WHAT A DIFFERENCE A YEAR MAKES: It’s been less than a year since his messy exit from Vogue, but evidently Andre Leon Talley forgives and forgets. In the most recent issue of the New York Observer, the ex-creative director gushed about his former boss Anna Wintour’s Costume Institute gala this week: “It’s a megamoment of style. This is Anna Wintour’s great ascension into the social firmament.” Way back in March in the New York Times, Talley saw her as a bit more worldly — even commercial, and he described Vogue as “a creative Chernobyl.” Talley complained, “People have begun to care more about dollars than about elegance in fashion. I would like to be in a pure environment of elegance. Advertising does not create fashion excitement.”
Anna, apparently, has also forgiven. She now dines regularly with Talley, and he’s a fixture once again around Vogue’s editorial office, even though his consulting contract is with Vanity Fair.

BEAUTY LOOKS UP: After several near-disastrous months, the toiletries category is showing some signs of life.
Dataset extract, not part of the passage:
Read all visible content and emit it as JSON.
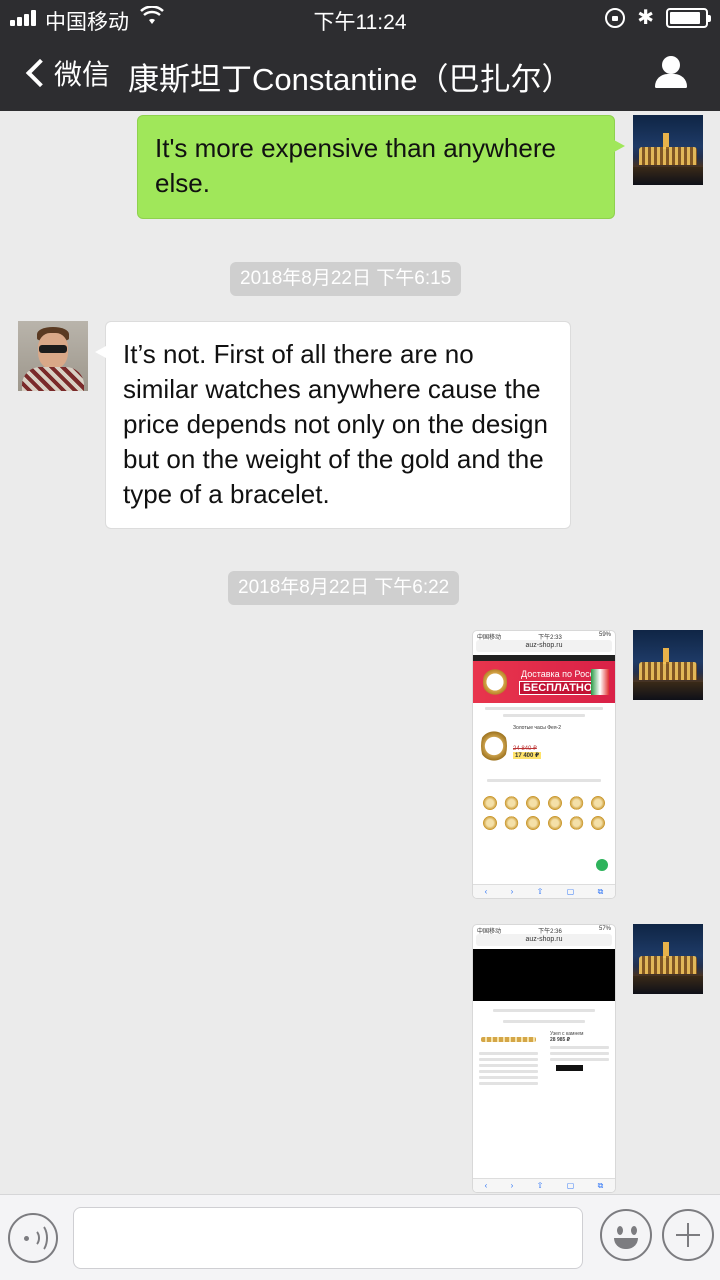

According to the Magazine Publishers’ Association, which tallies advertising categories monthly, ad revenues for toiletries and beauty categories were up 12 percent over last November, the first increase in 1995.

NOT A WALLFLOWER: Shoe and accessories designer Kenneth Cole continued his provocative and often political ad campaign last Friday with several ads in various papers, including the New York Times, the San Francisco Chronicle, the Dallas Observer and L.A. Weekly. The ads, printed in large black type against a white background, include such lines as: “If you had AIDS, you’d want someone to be researching a cure,” and “If the President had AIDS, he’d need more than just your vote.”
The effort was to raise awareness of World AIDS Day, on Dec. 1. The company contributed 40 percent of all purchases at the 18 freestanding Kenneth Cole boutiques that day to AmFAR, which came to about $30,000.

TIBOR SIGNS OFF: With the December-February issue of Colors, Benetton’s controversial in-house publication, editor Tibor Kalman bade farewell to Rome and Italy “after 1,295 bowls of pasta and 2,347 espressos,” as he wrote in his farewell letter. Kalman, who used to head the avant-garde graphic design studio M&Co., has moved back to New York and is looking for his next venture.
Oliviero Toscani, who oversees Colors, hasn’t replaced Kalman but still plans to move the magazine’s offices to Paris next year as part of the policy of rotating headquarters to keep the magazine truly multinational.

MIZRAHI’S NEW CITIZEN: Roman Alonso has been named to the new post of director of image and marketing for Isaac Mizrahi & Co. LP. He comes to the designer firm from Barneys New York, where he had been director of publicity. In the post, he will report to Nina Santisi, vice president of advertising and public relations.